Irvine Sensors Corp. is exploring an initial public offering as it develops a video analytics platform that incorporates artificial intelligence.
The company, headquartered in Costa Mesa, alludes to a potential IPO in several job listings posted on LinkedIn.
“The company is working toward an Initial Public Offering (IPO) in early 2017 based on the success of several of its current business lines and new developments,” the company said in the posts.
“It will be in the March or April time period,” said Chief Executive John Carson. Its ALERT video analytics division is hiring for several positions in software development and testing and support personnel in product operations.
The ALERT product—which is undergoing prototype testing in airports and ground transportation hubs—is an “important element of this strategy.”
Irvine Sensors is an employee-owned company.
It said in documents filed in April with the Securities and Exchange Commission that it aims to raise $8 million from outside investors. Records in the filing show it had raised about $4.3 million of that at the time.
The company, which also is developing advanced cognitive processing techniques, has racked up over 30 years of research funded by the Defense Advanced Research Projects Agency; Army Space and Missile Defense Command; the Defense Intelligence Agency; and internal corporate investments.
It has annual revenue between $1 million and $5 million, according to regulatory documents.
Irvine Sensors briefly changed its name in late 2011 to ISC8 and rolled out a new logo in a rebranding effort to highlight its technology for fighting cyber attacks and other security breaches.Â
The strategy, pushed by investors, was short lived, as that market never materialized.
TTM News
TTM Technologies Inc.’s largest shareholder, Su Sih (BVI) Ltd., has sold 13.8 million shares in a secondary offering at about $11 per share, cashing out roughly $152 million.
The sale lowered Su Sih’s stake in the Costa Mesa-based printed circuit maker to about 13.7%, according to regulatory documents filed with the Securities and Exchange Commission.

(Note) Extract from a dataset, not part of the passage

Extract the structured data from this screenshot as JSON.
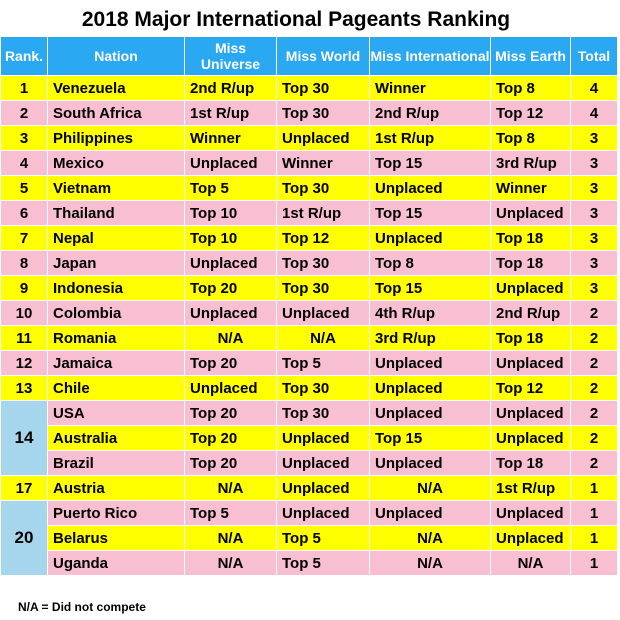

Su Sih is controlled by Hong Kong billionaire Tang Hsiang Chien, who has an 83.4% stake in the holding company. Forbes lists his net worth at $1.38 billion.
Tang is the father of TTM director Tom C.Y. Tang, who ran the company’s Asia Pacific region for years and has been a board member since 2010.
TTM established a special security agreement that same year that denied the elder Tang unauthorized access to classified information related to its defense contracts, a stipulation still in place today, a TTM spokesman confirmed to the Business Journal.
TTM is the country’s largest circuit board maker, with revenue last year of nearly $2.1 billion.
More Cuts at Broadcom
Singapore-based Broadcom Ltd.’s ongoing job cuts at its University Research Park campus have hit 771, according to filings with the California Employment Development Department.
That’s roughly a third of its Irvine operation and 21 more job cuts than the Business Journal’s last update in late August.
Broadcom’s downsizing, which includes the divestiture of two sizable business units this year that employed hundreds, has become one of the most prevalent storylines in OC’s diverse tech sector.
The company, whose U.S. headquarters are in San Jose, was formed in February after Avago Technologies Inc.’s $37 billion takeover of Broadcom Corp.
It has an estimated 1,630 local workers, which likely is a higher figure than actual headcount. Broadcom has stopped providing local employment figures to the Business Journal.